- Plainview Township, Minnesota Location within the state of Minnesota Plainview Township, Minnesota Plainview Township, Minnesota (the United States)
- Coordinates: 44°8′22″N 92°8′54″W﻿ / ﻿44.13944°N 92.14833°W
- Country: United States
- State: Minnesota
- County: Wabasha

Area
- • Total: 33.4 sq mi (86.4 km^{2})
- • Land: 33.4 sq mi (86.4 km^{2})
- • Water: 0 sq mi (0.0 km^{2})
- Elevation: 1,112 ft (339 m)

Population (2000)
- • Total: 498
- • Density: 15/sq mi (5.8/km^{2})
- Time zone: UTC-6 (Central (CST))
- • Summer (DST): UTC-5 (CDT)
- ZIP code: 55964
- Area code: 507
- FIPS code: 27-51442
- GNIS feature ID: 0665315

= Plainview Township, Wabasha County, Minnesota =

Plainview Township is a township in Wabasha County, Minnesota, United States. The population was 498 at the 2000 census.

Plainview Township was organized in 1858, and named after its largest settlement, Plainview, Minnesota.

==Geography==
According to the United States Census Bureau, the township has a total area of 33.4 square miles (86.4 km^{2}), all of it land.

==Demographics==
As of the census of 2000, there were 498 people, 166 households, and 132 families residing in the township. The population density was 14.9 people per square mile (5.8/km^{2}). There were 176 housing units at an average density of 5.3/sq mi (2.0/km^{2}). The racial makeup of the township was 98.80% White, 1.20% from other races. Hispanic or Latino of any race were 1.81% of the population.
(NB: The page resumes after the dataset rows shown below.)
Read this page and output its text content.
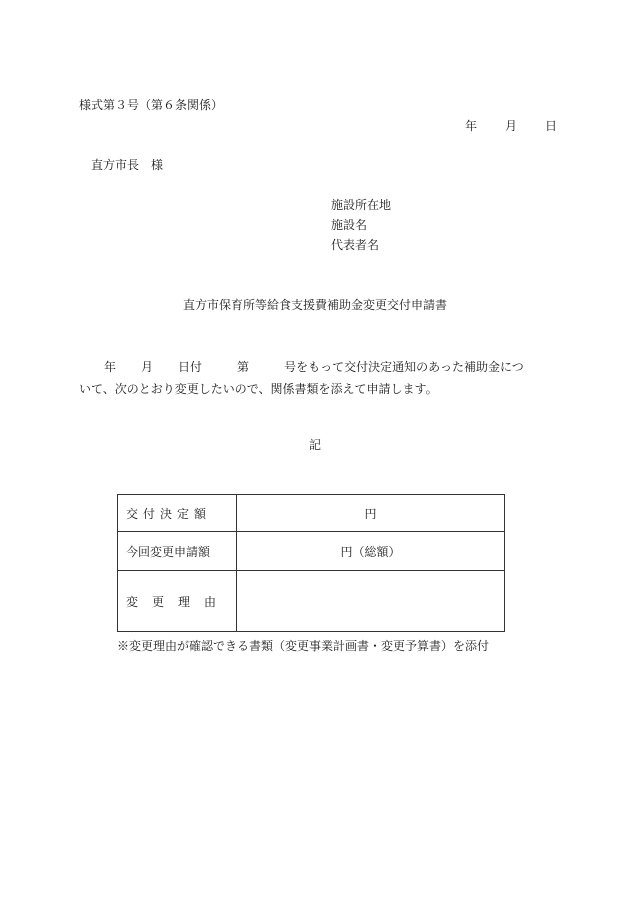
様式第３号（第６条関係）
年 月 日
直方市長　様
施設所在地
施設名
代表者名
直方市保育所等給食支援費補助金変更交付申請書
年 月 日付	第	号をもって交付決定通知のあった補助金につ
いて、次のとおり変更したいので、関係書類を添えて申請します。
記
交付決定額	円
今回変更申請額	円（総額）
変更理由	
※変更理由が確認できる書類（変更事業計画書・変更予算書）を添付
There were 166 households, out of which 45.2% had children under the age of 18 living with them, 70.5% were married couples living together, 5.4% had a female householder with no husband present, and 19.9% were non-families. 14.5% of all households were made up of individuals, and 9.0% had someone living alone who was 65 years of age or older. The average household size was 3.00 and the average family size was 3.38.

In the township the population was spread out, with 31.5% under the age of 18, 10.2% from 18 to 24, 27.5% from 25 to 44, 18.9% from 45 to 64, and 11.8% who were 65 years of age or older. The median age was 36 years. For every 100 females, there were 117.5 males. For every 100 females age 18 and over, there were 115.8 males.

The median income for a household in the township was $53,125, and the median income for a family was $59,167. Males had a median income of $33,958 versus $22,426 for females. The per capita income for the township was $19,778. About 1.5% of families and 2.4% of the population were below the poverty line, including 2.2% of those under age 18 and 2.9% of those age 65 or over.